For athletes with little to no workout equipment at home, he has suggested getting creative, so long as it is safe to do so.

For example, a backpack full of bricks can be used when lifting weights isn’t an option. 

He added that there are other ways to make an exercise more difficult besides adding more weight. While athletes might not have a heavy barbell at home, they can alter the tempo of basic exercises like squats to make them more challenging by going slow on the way down, and then pausing for one second at the bottom of the repetition, before going back up again.

Custadio said that he tries to make workouts that can be done with a limited amount of space, but does include some outdoor routines on days when the weather is nice. He added that for those with access to it “a good hill sprint is one of the best things you can do.” 

Lupone has taken a similar approach with his skill-based drills. While cones are a staple of speed and agility drills on the football field, Lupone said his athletes are substituting the football field with their backyard, and cones with everyday items like shoes. 

The skills coach said that many athletes are eager to get back to their sport, but with the season in limbo, he has been telling them to “take it day by day, you have to stay ready” for if, and when the spring season starts.

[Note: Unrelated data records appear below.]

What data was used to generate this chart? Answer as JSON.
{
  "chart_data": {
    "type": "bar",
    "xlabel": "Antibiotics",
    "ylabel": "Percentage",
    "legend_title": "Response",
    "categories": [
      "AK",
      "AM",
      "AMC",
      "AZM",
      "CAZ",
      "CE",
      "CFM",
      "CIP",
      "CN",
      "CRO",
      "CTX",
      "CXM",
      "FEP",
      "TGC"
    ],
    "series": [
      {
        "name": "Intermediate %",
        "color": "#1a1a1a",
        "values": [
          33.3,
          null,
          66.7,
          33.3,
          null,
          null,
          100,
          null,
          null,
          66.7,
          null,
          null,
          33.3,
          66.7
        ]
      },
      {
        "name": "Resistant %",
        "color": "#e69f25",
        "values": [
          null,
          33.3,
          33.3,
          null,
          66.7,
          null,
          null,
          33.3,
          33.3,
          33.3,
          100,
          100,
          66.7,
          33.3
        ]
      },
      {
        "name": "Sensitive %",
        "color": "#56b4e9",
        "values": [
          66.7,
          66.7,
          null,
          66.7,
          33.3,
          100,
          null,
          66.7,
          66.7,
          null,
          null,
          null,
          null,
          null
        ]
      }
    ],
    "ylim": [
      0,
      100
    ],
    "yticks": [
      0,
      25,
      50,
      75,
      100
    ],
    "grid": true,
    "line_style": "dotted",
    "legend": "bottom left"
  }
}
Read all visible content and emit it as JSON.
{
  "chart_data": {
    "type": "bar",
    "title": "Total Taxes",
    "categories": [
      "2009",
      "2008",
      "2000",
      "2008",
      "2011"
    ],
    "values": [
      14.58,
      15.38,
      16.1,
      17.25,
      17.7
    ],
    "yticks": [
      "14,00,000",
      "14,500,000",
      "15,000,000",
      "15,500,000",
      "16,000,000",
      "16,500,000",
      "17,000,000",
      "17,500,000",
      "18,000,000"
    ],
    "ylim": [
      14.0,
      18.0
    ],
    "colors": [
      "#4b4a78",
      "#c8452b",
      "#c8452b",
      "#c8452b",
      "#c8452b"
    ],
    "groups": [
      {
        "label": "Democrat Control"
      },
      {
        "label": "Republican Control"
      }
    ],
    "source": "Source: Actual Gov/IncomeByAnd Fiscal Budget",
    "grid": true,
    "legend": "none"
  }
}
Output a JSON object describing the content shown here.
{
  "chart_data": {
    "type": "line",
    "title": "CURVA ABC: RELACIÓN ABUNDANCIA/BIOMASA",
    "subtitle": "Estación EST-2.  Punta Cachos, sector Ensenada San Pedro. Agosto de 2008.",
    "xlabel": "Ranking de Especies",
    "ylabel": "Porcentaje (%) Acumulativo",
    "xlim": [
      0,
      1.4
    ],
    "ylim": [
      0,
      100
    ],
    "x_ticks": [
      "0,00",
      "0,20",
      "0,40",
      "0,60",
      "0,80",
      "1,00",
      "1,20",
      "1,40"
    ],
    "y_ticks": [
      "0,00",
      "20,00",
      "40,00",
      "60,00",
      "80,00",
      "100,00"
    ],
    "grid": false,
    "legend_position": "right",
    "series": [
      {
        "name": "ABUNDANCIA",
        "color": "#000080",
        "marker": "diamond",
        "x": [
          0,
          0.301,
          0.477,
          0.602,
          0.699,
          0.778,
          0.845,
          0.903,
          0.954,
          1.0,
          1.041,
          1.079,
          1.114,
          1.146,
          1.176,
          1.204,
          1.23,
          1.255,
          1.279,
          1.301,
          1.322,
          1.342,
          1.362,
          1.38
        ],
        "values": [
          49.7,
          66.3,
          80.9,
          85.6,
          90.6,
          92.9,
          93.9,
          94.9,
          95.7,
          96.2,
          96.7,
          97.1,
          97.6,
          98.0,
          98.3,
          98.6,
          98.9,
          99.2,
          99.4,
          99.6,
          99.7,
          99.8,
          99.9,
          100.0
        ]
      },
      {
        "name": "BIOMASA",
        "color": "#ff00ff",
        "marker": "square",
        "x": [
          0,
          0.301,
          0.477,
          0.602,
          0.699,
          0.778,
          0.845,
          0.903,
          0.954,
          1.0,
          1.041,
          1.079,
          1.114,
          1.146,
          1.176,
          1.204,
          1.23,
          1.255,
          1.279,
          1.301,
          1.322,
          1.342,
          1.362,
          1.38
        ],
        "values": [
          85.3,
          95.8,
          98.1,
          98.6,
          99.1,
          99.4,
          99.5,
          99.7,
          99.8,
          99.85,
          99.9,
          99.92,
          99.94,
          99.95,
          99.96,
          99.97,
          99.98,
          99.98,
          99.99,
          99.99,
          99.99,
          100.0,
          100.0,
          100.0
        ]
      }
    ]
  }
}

Colby Alves is a senior at Old Rochester Regional High School. Although he doesn’t actually play a high school sport, he trained at Seaside Athletic Performance, and continues to workout from home during the quarantine. 

Alves said that he has been following the “minimum equipment” routine since he has three pairs of dumbbells and a pull-up bar, but nothing else.

He added that the lack of a bench and limited selection of weights is less than ideal, but he has been following Custadio’s advice of switching up the tempo of exercises to make them more challenging.

Although he’s been doing one-arm dumbbell presses from the floor instead of a traditional bench press, he said that he is “lucky to have the dumbbells, some people are doing it with backpacks.” 

Overall, Alves said that the most difficult thing about training during quarantine is the lack of a regular schedule. Normally he would go to the gym right after school, but without the school day to keep him in his usual routine, it can be more difficult to stay motivated. 

Despite the challenges from training at home, Alves said that his coaches have been great at communicating with him, and have been putting in a lot of time and effort to keep athletes engaged while the gym is closed.